And he arrived upon the place and lodged there all night, because the sun was set; and he took from the stones of the place, and put them under his head, and lay down in that place to sleep.
And Jacob rose up early in the morning, and took the stone that he had put under his head, and set it up for a pillar, and poured oil upon the top of it.
Rashi notes that, before Jacob lies down to sleep, the verse speaks of the plurality of stones: “he took from the stones of that place, and put them under his head.” When Jacob wakes up, the verse suddenly switches from plural to singular mentioning only one stone: “and took the stone that he had put under his head.” Rashi, Maharsha and other Biblical commentators state that the plurality of stones that Jacob took miraculously fused into a single stone. The Rashi’s explanation, based on the Talmud (Chullin 91b), is well known.
I would like to propose another homiletic explanation of this seeming contradiction. Stones are the coarsest form of matter. In this sense, they are emblematic of the physical matter, as opposed to spiritual, and of the nature in general. The verse in the beginning of the story speaks of many stones to hint at the apparent multiplicity found in the material world.
“How many are your works, or Lord!”
— Ps. 104:24
The head of Jacob, which rested on these stones, represents metaphorically our understanding of nature. At first, nature appears fragmented, full of diverse and disjointed phenomena.

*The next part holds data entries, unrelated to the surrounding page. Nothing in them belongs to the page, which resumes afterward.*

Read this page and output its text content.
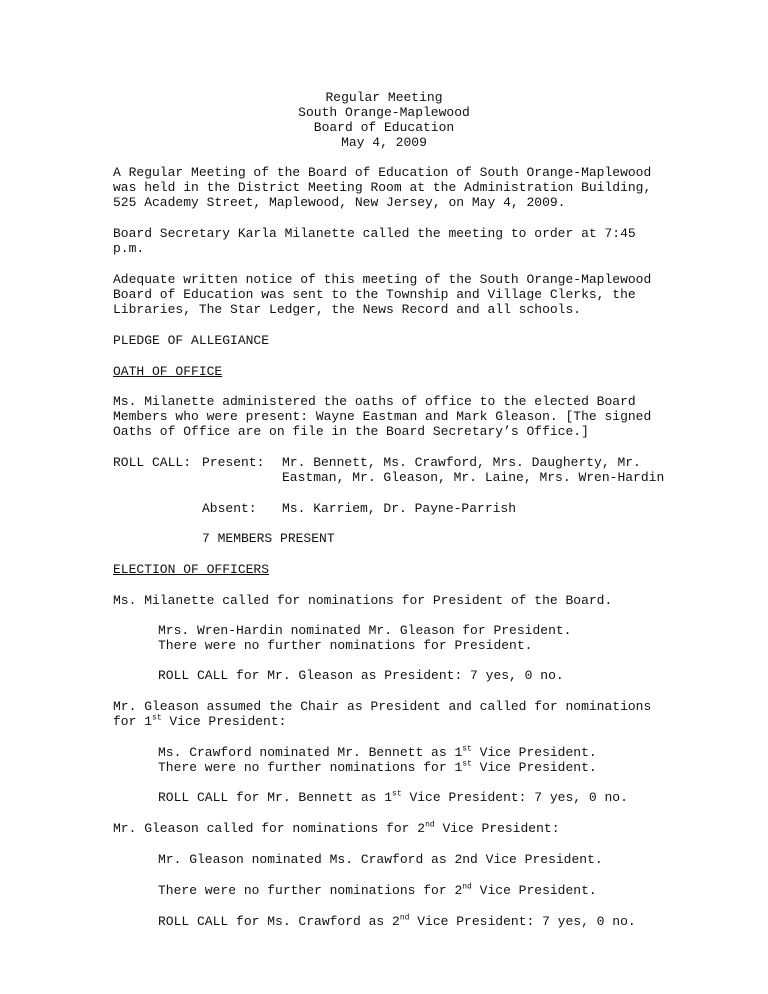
Regular Meeting

South Orange-Maplewood

Board of Education

May 4, 2009

A Regular Meeting of the Board of Education of South Orange-Maplewood

was held in the District Meeting Room at the Administration Building,

525 Academy Street, Maplewood, New Jersey, on May 4, 2009.

Board Secretary Karla Milanette called the meeting to order at 7:45

p.m.

Adequate written notice of this meeting of the South Orange-Maplewood

Board of Education was sent to the Township and Village Clerks, the

Libraries, The Star Ledger, the News Record and all schools.

PLEDGE OF ALLEGIANCE

OATH OF OFFICE

Ms. Milanette administered the oaths of office to the elected Board

Members who were present: Wayne Eastman and Mark Gleason. [The signed

Oaths of Office are on file in the Board Secretary’s Office.]

ROLL CALL: Present: Mr. Bennett, Ms. Crawford, Mrs. Daugherty, Mr.

Eastman, Mr. Gleason, Mr. Laine, Mrs. Wren-Hardin

Absent: Ms. Karriem, Dr. Payne-Parrish

7 MEMBERS PRESENT

ELECTION OF OFFICERS

Ms. Milanette called for nominations for President of the Board.

Mrs. Wren-Hardin nominated Mr. Gleason for President.

There were no further nominations for President.

ROLL CALL for Mr. Gleason as President: 7 yes, 0 no.

Mr. Gleason assumed the Chair as President and called for nominations

for 1st Vice President:

Ms. Crawford nominated Mr. Bennett as 1st Vice President.

There were no further nominations for 1st Vice President.

ROLL CALL for Mr. Bennett as 1st Vice President: 7 yes, 0 no.

Mr. Gleason called for nominations for 2nd Vice President:

Mr. Gleason nominated Ms. Crawford as 2nd Vice President.

There were no further nominations for 2nd Vice President.

ROLL CALL for Ms. Crawford as 2nd Vice President: 7 yes, 0 no.
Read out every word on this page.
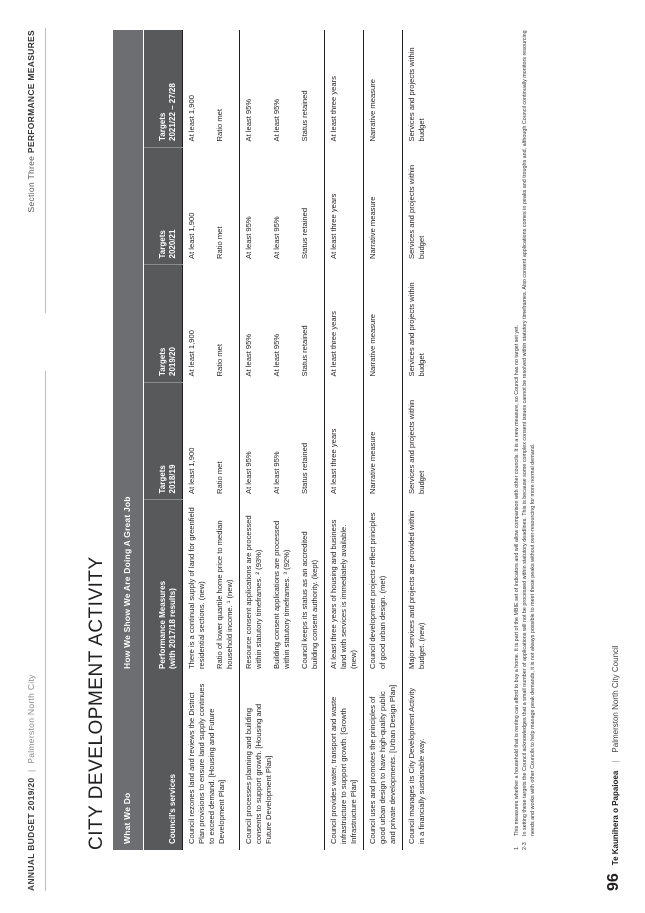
ANNUAL BUDGET 2019/20 | Palmerston North City
Section Three PERFORMANCE MEASURES
CITY DEVELOPMENT ACTIVITY What We Do	How We Show We Are Doing A Great Job				

Council's services	Performance Measures (with 2017/18 results)	Targets 2018/19	Targets 2019/20	Targets 2020/21	Targets 2021/22 – 27/28

Council rezones land and reviews the District Plan provisions to ensure land supply continues to exceed demand. [Housing and Future Development Plan]	There is a continual supply of land for greenfield residential sections. (new)	At least 1,900	At least 1,900	At least 1,900	At least 1,900
	Ratio of lower quartile home price to median household income. ¹ (new)	Ratio met	Ratio met	Ratio met	Ratio met
Council processes planning and building consents to support growth. [Housing and Future Development Plan]	Resource consent applications are processed within statutory timeframes. ² (93%)	At least 95%	At least 95%	At least 95%	At least 95%
	Building consent applications are processed within statutory timeframes. ³ (92%)	At least 95%	At least 95%	At least 95%	At least 95%
	Council keeps its status as an accredited building consent authority. (kept)	Status retained	Status retained	Status retained	Status retained
Council provides water, transport and waste infrastructure to support growth. [Growth Infrastructure Plan]	At least three years of housing and business land with services is immediately available. (new)	At least three years	At least three years	At least three years	At least three years
Council uses and promotes the principles of good urban design to have high-quality public and private developments. [Urban Design Plan]	Council development projects reflect principles of good urban design. (met)	Narrative measure	Narrative measure	Narrative measure	Narrative measure
Council manages its City Development Activity in a financially sustainable way.	Major services and projects are provided within budget. (new)	Services and projects within budget	Services and projects within budget	Services and projects within budget	Services and projects within budget
1
This measures whether a household that is renting can afford to buy a home. It is part of the MBIE set of indicators and will allow comparison with other councils. It is a new measure, so Council has no target set yet.
2-3
In setting these targets the Council acknowledges that a small number of applications will not be processed within statutory deadlines. This is because some complex consent issues cannot be resolved within statutory timeframes. Also consent applications comes in peaks and troughs and, although Council continually monitors resourcing needs and works with other Councils to help manage peak demands, it is not always possible to meet these peaks without over-resourcing for more normal demand.
96
Te Kaunihera o Papaioea
|
Palmerston North City Council
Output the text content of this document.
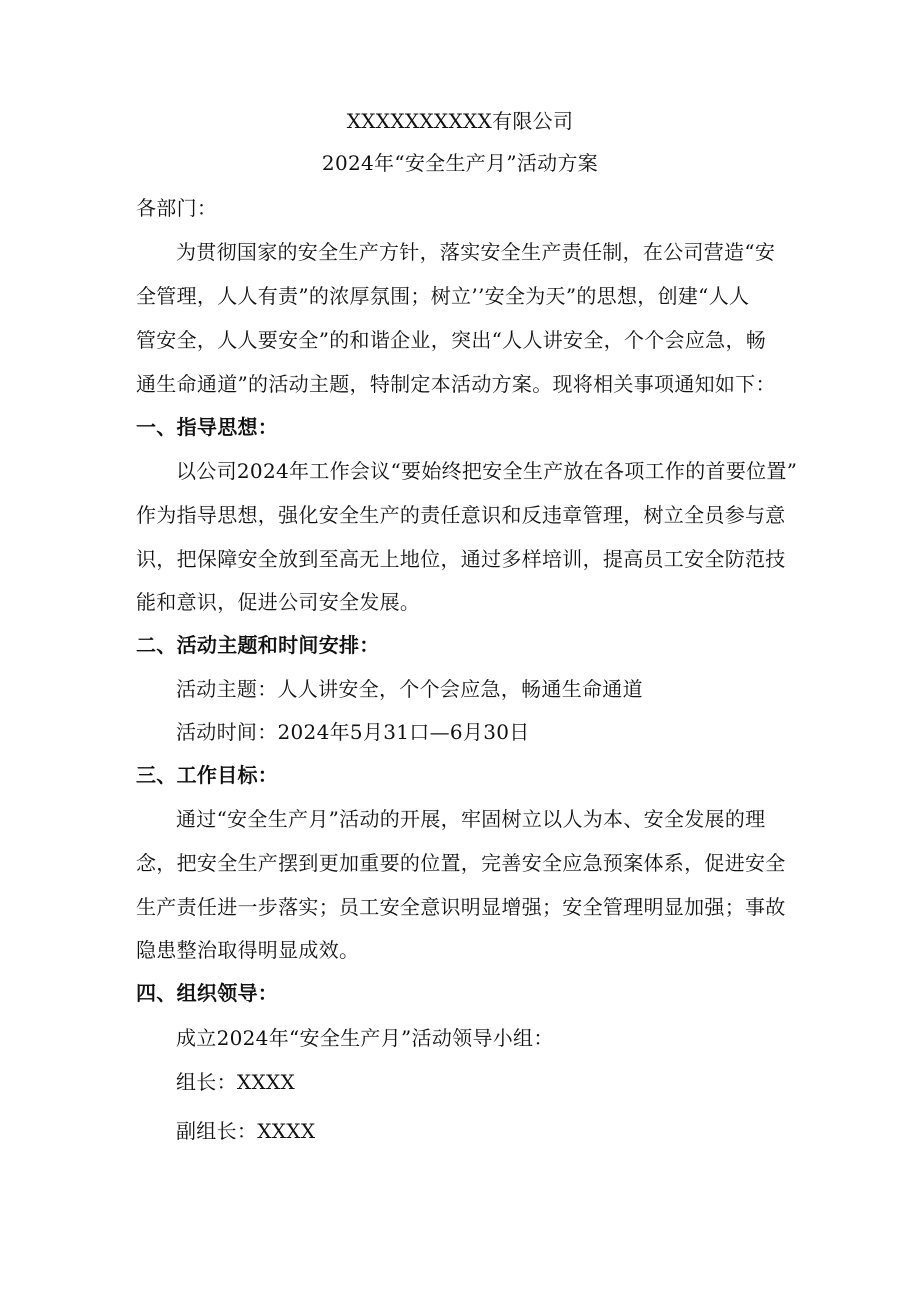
XXXXXXXXXX有限公司
2024年“安全生产月”活动方案
各部门：
为贯彻国家的安全生产方针，落实安全生产责任制，在公司营造“安
全管理，人人有责”的浓厚氛围；树立’’安全为天”的思想，创建“人人
管安全，人人要安全”的和谐企业，突出“人人讲安全，个个会应急，畅
通生命通道”的活动主题，特制定本活动方案。现将相关事项通知如下：
一、指导思想：
以公司2024年工作会议“要始终把安全生产放在各项工作的首要位置”
作为指导思想，强化安全生产的责任意识和反违章管理，树立全员参与意
识，把保障安全放到至高无上地位，通过多样培训，提高员工安全防范技
能和意识，促进公司安全发展。
二、活动主题和时间安排：
活动主题：人人讲安全，个个会应急，畅通生命通道
活动时间：2024年5月31口—6月30日
三、工作目标：
通过“安全生产月”活动的开展，牢固树立以人为本、安全发展的理
念，把安全生产摆到更加重要的位置，完善安全应急预案体系，促进安全
生产责任进一步落实；员工安全意识明显增强；安全管理明显加强；事故
隐患整治取得明显成效。
四、组织领导：
成立2024年“安全生产月”活动领导小组：
组长：XXXX
副组长：XXXX
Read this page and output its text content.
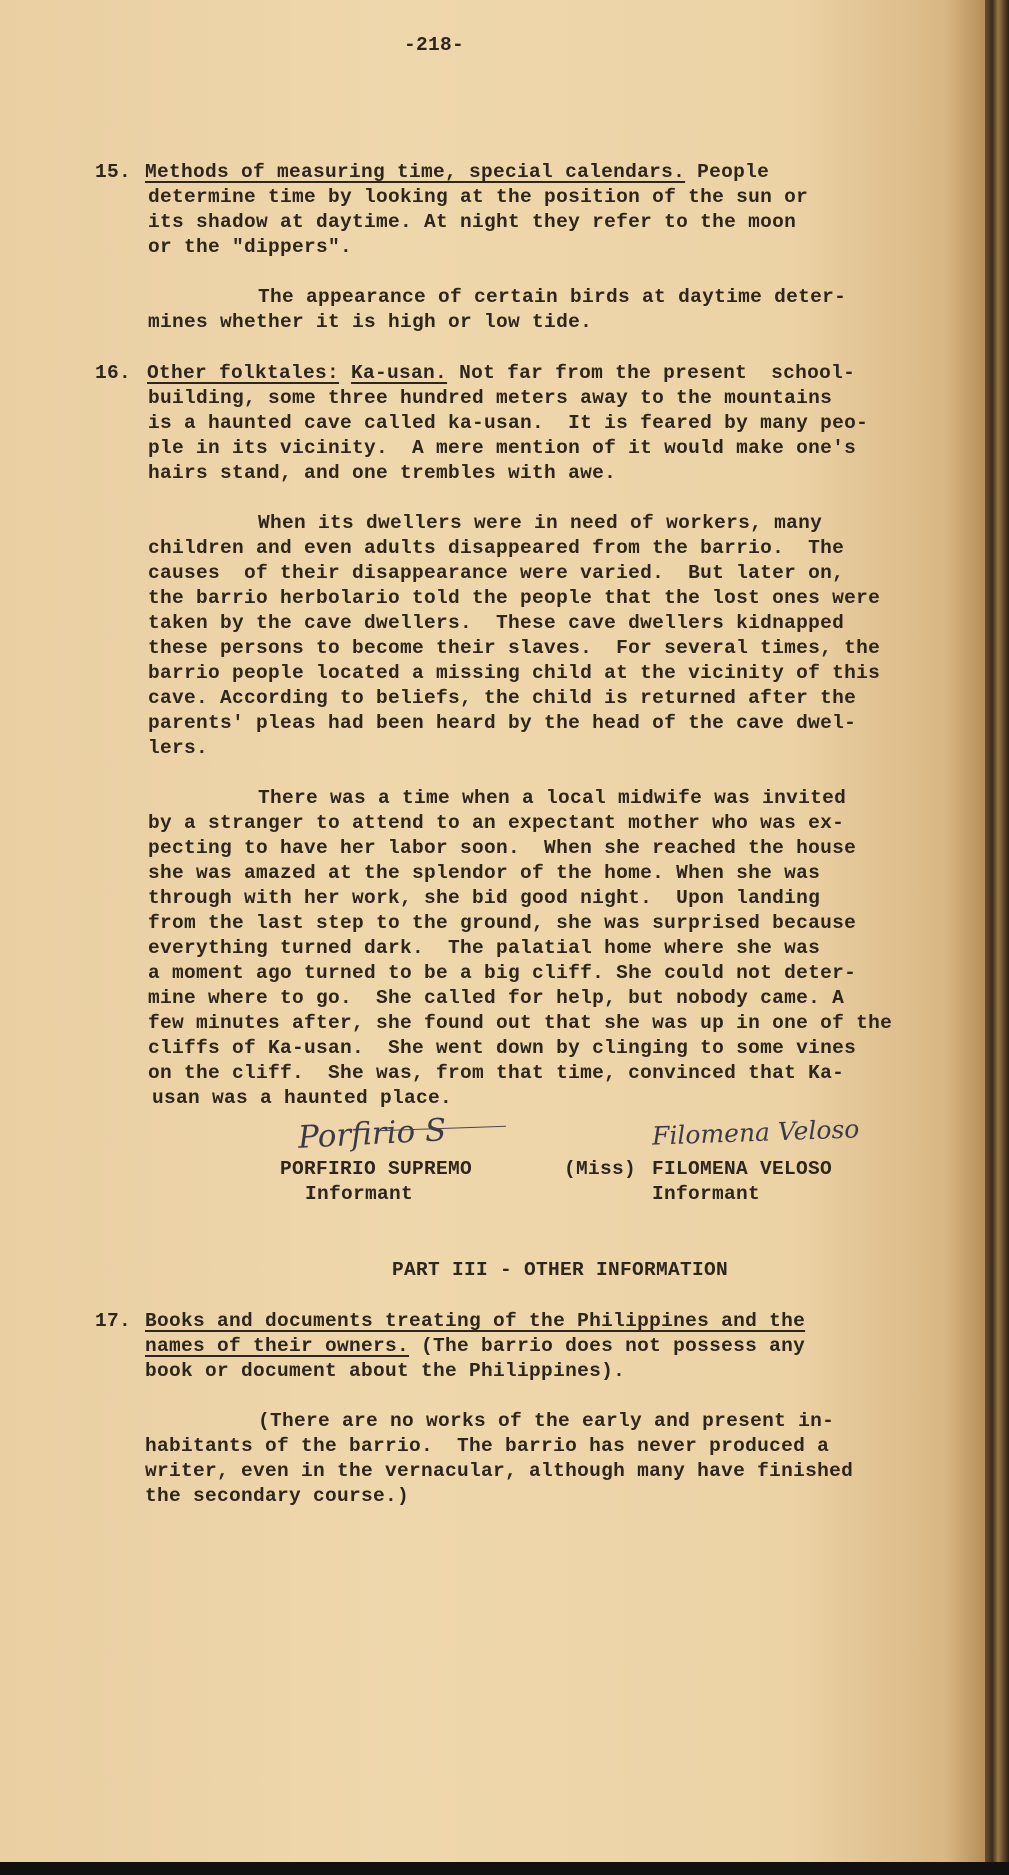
-218-
15. Methods of measuring time, special calendars. People
determine time by looking at the position of the sun or
its shadow at daytime. At night they refer to the moon
or the "dippers".
The appearance of certain birds at daytime deter-
mines whether it is high or low tide.
16. Other folktales: Ka-usan. Not far from the present  school-
building, some three hundred meters away to the mountains
is a haunted cave called ka-usan.  It is feared by many peo-
ple in its vicinity.  A mere mention of it would make one's
hairs stand, and one trembles with awe.
When its dwellers were in need of workers, many
children and even adults disappeared from the barrio.  The
causes  of their disappearance were varied.  But later on,
the barrio herbolario told the people that the lost ones were
taken by the cave dwellers.  These cave dwellers kidnapped
these persons to become their slaves.  For several times, the
barrio people located a missing child at the vicinity of this
cave. According to beliefs, the child is returned after the
parents' pleas had been heard by the head of the cave dwel-
lers.
There was a time when a local midwife was invited
by a stranger to attend to an expectant mother who was ex-
pecting to have her labor soon.  When she reached the house
she was amazed at the splendor of the home. When she was
through with her work, she bid good night.  Upon landing
from the last step to the ground, she was surprised because
everything turned dark.  The palatial home where she was
a moment ago turned to be a big cliff. She could not deter-
mine where to go.  She called for help, but nobody came. A
few minutes after, she found out that she was up in one of the
cliffs of Ka-usan.  She went down by clinging to some vines
on the cliff.  She was, from that time, convinced that Ka-
usan was a haunted place.
Porfirio S
PORFIRIO SUPREMO
Informant
Filomena Veloso
(Miss) FILOMENA VELOSO
Informant
PART III - OTHER INFORMATION
17. Books and documents treating of the Philippines and the
names of their owners. (The barrio does not possess any
book or document about the Philippines).
(There are no works of the early and present in-
habitants of the barrio.  The barrio has never produced a
writer, even in the vernacular, although many have finished
the secondary course.)
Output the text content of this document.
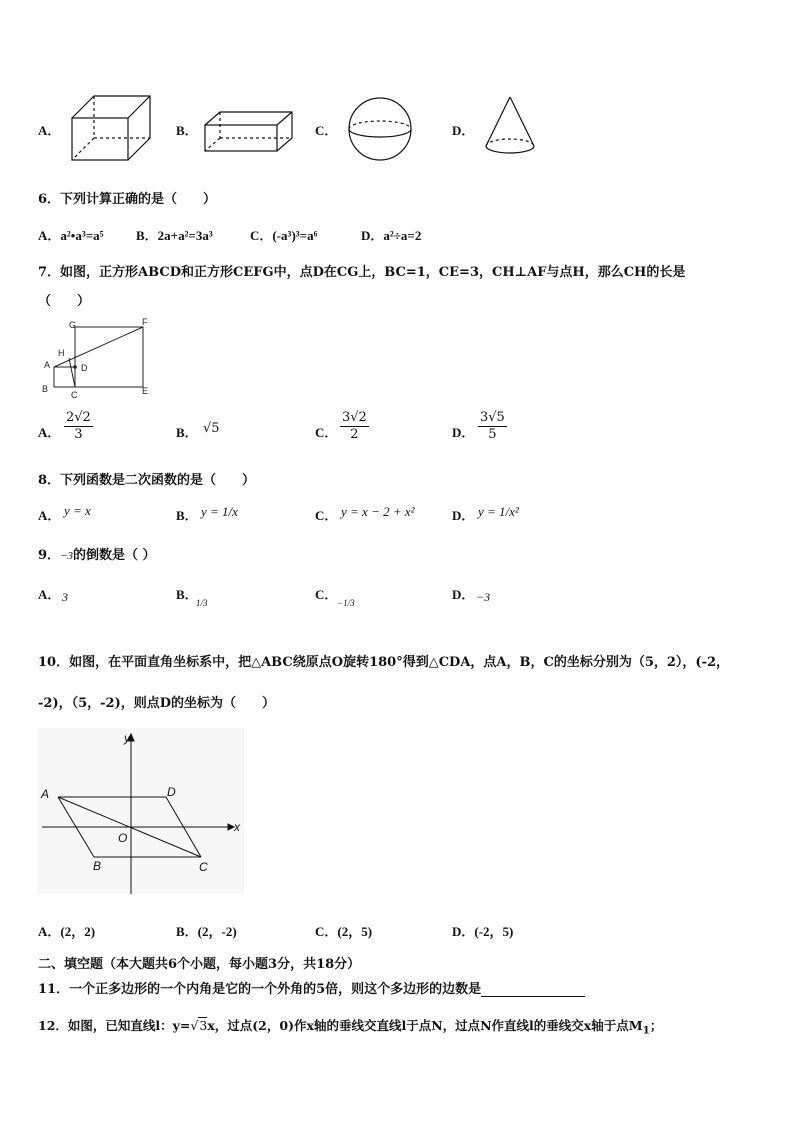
A．	B．	C．	D．
6．下列计算正确的是（　　）
A．a²•a³=a⁵ B．2a+a²=3a³	C．(-a³)³=a⁶	D．a²÷a=2
7．如图，正方形ABCD和正方形CEFG中，点D在CG上，BC=1，CE=3，CH⊥AF与点H，那么CH的长是
（　　）
G	F
H
A	D
B
C	E
A． $\frac{2√2}{3}$	B． √5	C． $\frac{3√2}{2}$	D． $\frac{3√5}{5}$
8．下列函数是二次函数的是（　　）
A． y = x	B． y = 1/x	C． y = x − 2 + x²	D． y = 1/x²
9．−3的倒数是（ ）
A． 3	B．
1/3
C．
−1/3
D． −3
10．如图，在平面直角坐标系中，把△ABC绕原点O旋转180°得到△CDA，点A，B，C的坐标分别为（5，2），(-2，
-2)，（5，-2)，则点D的坐标为（　　）
y
x
A	D
O
B	C
A．(2，2)	B．(2，-2)	C．(2，5)	D．(-2，5)
二、填空题（本大题共6个小题，每小题3分，共18分）
11．一个正多边形的一个内角是它的一个外角的5倍，则这个多边形的边数是
12．如图，已知直线l：y=√3x，过点(2，0)作x轴的垂线交直线l于点N，过点N作直线l的垂线交x轴于点$M_1$；
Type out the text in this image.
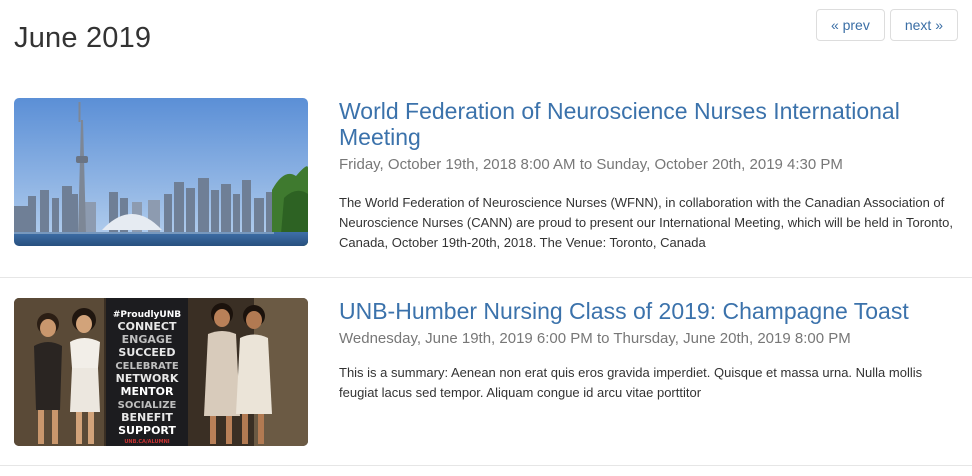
June 2019	« prev	next »
World Federation of Neuroscience Nurses International Meeting

Friday, October 19th, 2018 8:00 AM to Sunday, October 20th, 2019 4:30 PM

The World Federation of Neuroscience Nurses (WFNN), in collaboration with the Canadian Association of Neuroscience Nurses (CANN) are proud to present our International Meeting, which will be held in Toronto, Canada, October 19th-20th, 2018. The Venue: Toronto, Canada

#ProudlyUNB
CONNECT
ENGAGE
SUCCEED
CELEBRATE
NETWORK
MENTOR
SOCIALIZE
BENEFIT
SUPPORT
UNB.CA/ALUMNI
UNB-Humber Nursing Class of 2019: Champagne Toast

Wednesday, June 19th, 2019 6:00 PM to Thursday, June 20th, 2019 8:00 PM

This is a summary: Aenean non erat quis eros gravida imperdiet. Quisque et massa urna. Nulla mollis feugiat lacus sed tempor. Aliquam congue id arcu vitae porttitor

During his sleep, God appeared to Jacob.
I am the Lord, the God of Abraham thy father, and the God of Isaac. The land whereon thou liest, to thee will I give it, and to thy seed. And thy seed shall be as the dust of the earth, and thou shalt spread abroad to the west, and to the east, and to the north, and to the south.
— Gen. 28:13-14
God promises Jacob that he will sire many descendants who will be “as the dust of the earth.” This is a manifestation of the one-to-many dynamic, emblematic of the creation of the world, which is the primordial manifestation of the One-to-many paradigm.
After this theophany, Jacob finds only a single stone under his head. The fusion of the stones represents the opposite dynamics of the many-to-one paradigm. It symbolizes the unification of the seemingly fragmented physical phenomena into a single reality, a transformation of our fractured understanding of the reality into a coherent vision of unity.
Many authors have pointed out that it is not coincidental that modern physics and its quest for unification originated in the West with its predominantly monotheistic religions.
The current breed of candidates for the title of a “Theory of Everything” hope to provide an encapsulation of all the laws of nature into a simple and single representation. The fact that such a unification is even sought tells us something important about our expectations regarding the Universe… Our monotheistic traditions reinforce the assumption that the Universe is at root a unity…
— John Barrow, Theories of Everything, p. 15
A single stone under the head of Jacob symbolizes our quest for the Theory of Everything—a unification of the reality. This is just one example of a more general notion that, whereas God’s creation of the world is the realization of the One-to-many paradigm, it is the Divine service of man to do the opposite—to sublimate the physicality in the return from many-to-One. This ultimate paradigm shift is the essence of the Messianic redemption.